The forests are the largest and very important ecosystems of the Bohemian Forest. The highest parts of the mountain range are covered by mountain spruce forests. Natural disturbances, windstorms together with spruce bark beetles, often cause serious diebacks in mountain spruce forests. Deep knowledge of ecosystem ecology is necessary for appropriate management of these areas. An increasing numbers of mountain spruce forests growing in nature reserves and core zones of national parks are managed as “non-intervention areas” and nature disturbances are accepted as integrated part of their development. Sufficient natural regeneration is a key factor of natural reconstruction of these forests.

Both national parks – Bavarian Forest NP (1970) and Šumava NP (1991) protect together 22.670 ha of mountain spruce forests, one of the largest complexes in Central Europe. A large-scale and long-term investigation of mountain forest natural regeneration has been started in non-intervention (“natural”) zone of the Bavarian Forest NP in 1991 (HEURICH et al. 2010). Already the sixth repeated investigation has reported a rich natural regeneration with high genetic diversity and high spatial variation. A successful recovery of mountain forests in Bavarian Forest NP after windstorm and bark beetle outbreaks has been confirmed. In the Šumava NP the inventory of mountain forests regeneration has been started in 2008.

Monitoring project design

The BIOKLIM project (Biodiversity and Climate Change, BASSLER et al. 2015) is the first project covering a whole non-intervention zone. The BIOKLIM Monitoring is a large biodiversity survey and aim to provide a broad range of data to assess the effects of the benign neglect strategy on species and communities across different taxonomic groups. A further aim is to assess and predict the consequences of climate change on the low mountain range. First inventory started in 2006 in the Bavarian Forest NP. This survey will be repeated in 2016 and extended to the Sumava NP. The common monitoring of biodiversity will be implemented using the consistent methods. This ensures to provide comparable data for the bilateral national parks sharing the same ecosystems.
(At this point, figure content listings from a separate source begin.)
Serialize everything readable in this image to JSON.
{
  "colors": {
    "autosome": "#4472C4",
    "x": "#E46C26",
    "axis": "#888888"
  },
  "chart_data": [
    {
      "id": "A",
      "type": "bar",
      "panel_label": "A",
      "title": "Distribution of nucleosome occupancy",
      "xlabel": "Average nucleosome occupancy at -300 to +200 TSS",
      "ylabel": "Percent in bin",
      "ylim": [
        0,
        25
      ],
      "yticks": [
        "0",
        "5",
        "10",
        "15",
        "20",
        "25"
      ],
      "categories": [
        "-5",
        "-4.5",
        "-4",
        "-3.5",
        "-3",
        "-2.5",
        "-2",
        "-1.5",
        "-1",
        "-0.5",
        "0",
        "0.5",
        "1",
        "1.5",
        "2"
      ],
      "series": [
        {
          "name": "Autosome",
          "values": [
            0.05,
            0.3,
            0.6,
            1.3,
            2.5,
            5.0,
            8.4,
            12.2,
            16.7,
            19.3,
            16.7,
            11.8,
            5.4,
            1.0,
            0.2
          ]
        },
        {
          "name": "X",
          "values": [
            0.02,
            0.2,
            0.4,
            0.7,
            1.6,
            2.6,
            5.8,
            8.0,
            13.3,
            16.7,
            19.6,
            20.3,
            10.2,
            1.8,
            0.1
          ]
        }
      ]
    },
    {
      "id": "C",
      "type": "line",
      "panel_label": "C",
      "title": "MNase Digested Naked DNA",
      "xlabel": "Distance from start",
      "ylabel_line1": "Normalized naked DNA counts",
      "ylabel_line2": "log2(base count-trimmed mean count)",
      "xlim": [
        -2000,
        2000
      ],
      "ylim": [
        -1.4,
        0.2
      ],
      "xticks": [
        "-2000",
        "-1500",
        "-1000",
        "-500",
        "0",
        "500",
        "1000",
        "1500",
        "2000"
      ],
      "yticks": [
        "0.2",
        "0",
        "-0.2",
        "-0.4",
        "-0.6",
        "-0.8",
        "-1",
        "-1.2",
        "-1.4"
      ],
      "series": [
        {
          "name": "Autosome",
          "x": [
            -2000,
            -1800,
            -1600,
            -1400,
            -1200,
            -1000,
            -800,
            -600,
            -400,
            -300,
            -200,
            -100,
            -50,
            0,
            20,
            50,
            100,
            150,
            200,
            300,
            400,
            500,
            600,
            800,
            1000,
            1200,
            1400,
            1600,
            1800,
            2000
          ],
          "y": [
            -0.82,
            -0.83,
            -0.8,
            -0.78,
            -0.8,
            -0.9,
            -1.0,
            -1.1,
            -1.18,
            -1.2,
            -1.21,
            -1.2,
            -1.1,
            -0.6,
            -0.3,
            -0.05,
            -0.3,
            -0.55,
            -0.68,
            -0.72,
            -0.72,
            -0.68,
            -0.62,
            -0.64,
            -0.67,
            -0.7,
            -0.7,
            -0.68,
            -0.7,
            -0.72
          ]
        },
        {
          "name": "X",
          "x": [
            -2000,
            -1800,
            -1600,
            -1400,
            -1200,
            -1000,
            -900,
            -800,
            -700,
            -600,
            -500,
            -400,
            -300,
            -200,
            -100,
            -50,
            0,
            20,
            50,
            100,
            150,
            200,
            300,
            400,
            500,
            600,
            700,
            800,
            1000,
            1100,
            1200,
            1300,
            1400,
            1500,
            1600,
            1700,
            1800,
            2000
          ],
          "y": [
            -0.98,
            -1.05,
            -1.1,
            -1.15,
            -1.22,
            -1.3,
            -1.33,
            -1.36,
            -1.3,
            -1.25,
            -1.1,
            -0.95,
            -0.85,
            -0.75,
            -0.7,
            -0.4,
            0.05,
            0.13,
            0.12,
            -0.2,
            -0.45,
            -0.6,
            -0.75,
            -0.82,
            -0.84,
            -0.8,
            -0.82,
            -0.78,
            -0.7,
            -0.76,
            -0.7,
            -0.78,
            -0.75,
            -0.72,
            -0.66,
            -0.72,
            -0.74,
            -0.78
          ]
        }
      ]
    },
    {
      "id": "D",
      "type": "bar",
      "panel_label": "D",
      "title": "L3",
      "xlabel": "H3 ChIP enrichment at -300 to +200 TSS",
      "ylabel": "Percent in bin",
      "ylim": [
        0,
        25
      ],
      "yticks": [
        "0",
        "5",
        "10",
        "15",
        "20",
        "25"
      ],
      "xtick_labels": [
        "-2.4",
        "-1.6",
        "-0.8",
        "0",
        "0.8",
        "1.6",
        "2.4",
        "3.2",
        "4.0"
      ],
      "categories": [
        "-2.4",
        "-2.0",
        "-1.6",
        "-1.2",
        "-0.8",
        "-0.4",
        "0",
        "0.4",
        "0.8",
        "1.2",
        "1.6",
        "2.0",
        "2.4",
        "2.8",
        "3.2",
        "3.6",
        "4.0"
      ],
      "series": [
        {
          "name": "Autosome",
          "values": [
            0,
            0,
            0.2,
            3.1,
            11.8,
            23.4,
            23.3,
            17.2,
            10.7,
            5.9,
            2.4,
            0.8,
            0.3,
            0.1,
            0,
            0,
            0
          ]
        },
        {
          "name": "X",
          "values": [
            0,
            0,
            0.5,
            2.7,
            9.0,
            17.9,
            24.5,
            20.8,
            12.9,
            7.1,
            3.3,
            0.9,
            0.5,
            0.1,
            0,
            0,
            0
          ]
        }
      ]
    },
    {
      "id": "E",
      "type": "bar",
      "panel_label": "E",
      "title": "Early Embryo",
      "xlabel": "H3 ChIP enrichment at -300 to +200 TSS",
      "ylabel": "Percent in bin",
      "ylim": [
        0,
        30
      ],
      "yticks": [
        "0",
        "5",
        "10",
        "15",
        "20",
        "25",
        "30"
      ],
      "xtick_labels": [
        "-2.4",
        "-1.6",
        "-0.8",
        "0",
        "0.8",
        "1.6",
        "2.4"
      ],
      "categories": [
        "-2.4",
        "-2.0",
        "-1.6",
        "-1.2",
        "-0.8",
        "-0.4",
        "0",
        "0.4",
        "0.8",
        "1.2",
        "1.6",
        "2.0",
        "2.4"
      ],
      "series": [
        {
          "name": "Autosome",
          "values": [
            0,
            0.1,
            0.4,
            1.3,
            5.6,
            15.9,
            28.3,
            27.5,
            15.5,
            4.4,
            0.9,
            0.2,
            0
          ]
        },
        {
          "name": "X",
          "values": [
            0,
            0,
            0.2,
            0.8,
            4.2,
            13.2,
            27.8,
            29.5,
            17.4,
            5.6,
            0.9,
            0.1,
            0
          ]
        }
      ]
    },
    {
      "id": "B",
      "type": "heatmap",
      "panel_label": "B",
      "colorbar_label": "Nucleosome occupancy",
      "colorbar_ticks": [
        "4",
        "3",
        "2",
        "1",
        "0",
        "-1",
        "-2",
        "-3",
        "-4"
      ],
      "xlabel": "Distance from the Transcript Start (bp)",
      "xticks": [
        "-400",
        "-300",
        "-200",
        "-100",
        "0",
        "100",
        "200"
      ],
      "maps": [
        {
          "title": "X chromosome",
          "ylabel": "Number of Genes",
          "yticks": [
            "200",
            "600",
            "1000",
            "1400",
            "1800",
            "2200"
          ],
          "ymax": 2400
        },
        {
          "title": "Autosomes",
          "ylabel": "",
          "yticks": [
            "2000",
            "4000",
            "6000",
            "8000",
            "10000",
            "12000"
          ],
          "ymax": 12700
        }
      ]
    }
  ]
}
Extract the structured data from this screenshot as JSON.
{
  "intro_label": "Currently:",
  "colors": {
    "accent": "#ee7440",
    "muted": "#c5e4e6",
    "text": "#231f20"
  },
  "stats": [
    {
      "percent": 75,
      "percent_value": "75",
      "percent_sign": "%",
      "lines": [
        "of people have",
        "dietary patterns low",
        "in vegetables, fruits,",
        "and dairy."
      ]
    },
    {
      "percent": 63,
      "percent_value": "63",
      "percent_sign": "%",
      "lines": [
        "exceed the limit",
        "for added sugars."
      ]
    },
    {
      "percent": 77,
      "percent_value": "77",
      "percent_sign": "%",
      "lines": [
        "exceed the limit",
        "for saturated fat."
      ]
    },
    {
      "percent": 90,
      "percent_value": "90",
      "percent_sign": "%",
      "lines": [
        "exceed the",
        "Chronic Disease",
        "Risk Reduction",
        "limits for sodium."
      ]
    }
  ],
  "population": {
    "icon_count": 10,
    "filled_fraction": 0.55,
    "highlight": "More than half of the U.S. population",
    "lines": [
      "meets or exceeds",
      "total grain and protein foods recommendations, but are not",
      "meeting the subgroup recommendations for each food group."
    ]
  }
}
Location: 147 study sites covering the whole elevational gradient in Bavarian Forest NP; ca. 150 study sites in the Sumava NP. Map

Methodology: On each plot a plethora of environmental variables is measured, recorded or modelled. It includes for example basic topographic information (e.g., altitude, exposition), forest structural variables (e.g. dead wood, tree species composition at different strata), soil chemical physical and chemical properties, and a set of biological meaningful climate variables. Data on 25 higher taxonomic groups (mainly plants and insects) were collected (for details see BÄSSLER et al. 2008).

Main outputs: Regional data from a large biodiversity survey can be used in various ways: 1. Supporting decisions of the National Park management, 2. Improving our knowledge on how species and communities respond to a benign neglect strategy in a former commercial forest within a highly cultivated landscape in Central Europe, 3. Allowing to make concrete recommendations in order to improve biodiversity needs in commercial forests, 4. Providing evidence on the impacts of climate change on species distribution and allowing to make predictions on the extinction risk of species.

TheBiomonitoring project started in 2008 in Šumava NP and provided detailed information about the state and development of forests in non-intervention areas (ZENÁHLÍKOVÁ et al. 2015). Study sites of this project are situated in zones, where active forest management is applied. Some plots are used as study sites for the transboundary monitoring project focusing on biodiversity drivers in forests and influences by climate change.

Location: Permanent circle plots (500 m2) of the Biomonitoring project are irregularly distributed within the Šumava NP in the non-intervention zones and all Natura 2000 habitats protected in the SCI Šumava are investigated within the Biomonitoring project. Map

Methodology: Data on each plot are clustered in seven sections: (1) plot characteristics; (2) living trees (DBH>30 cm, or >7 cm); (3) dead trees; (4) snags and stumps; (5) lying dead wood; (6) tree regeneration; (7) phytocoenological relevé and proportion of microsites important for tree species regeneration. Also soil characteristics are recorded. Already more than 750 plots were measured. The methodology of the Biomonitoring project is also comparable with the monitoring of natural regeneration in the Bavarian Forest NP (HEURICH et al. 2010).

Main outputs: The Biomonitoring project provides detailed information about the state and development of forests in non-intervention areas of the Šumava NP. Data, continuously collected by the Šumava NP employees, are comparable with data from the project Operational Forest Inventory, another project operated by the Šumava NP Administration. Already the first results confirmed successful natural regeneration in disturbed spruce forests occurring in the Šumava NP (ČÍŽKOVÁ et al. 2011) and its importance will increase in the future, when we will have data from repeated investigations.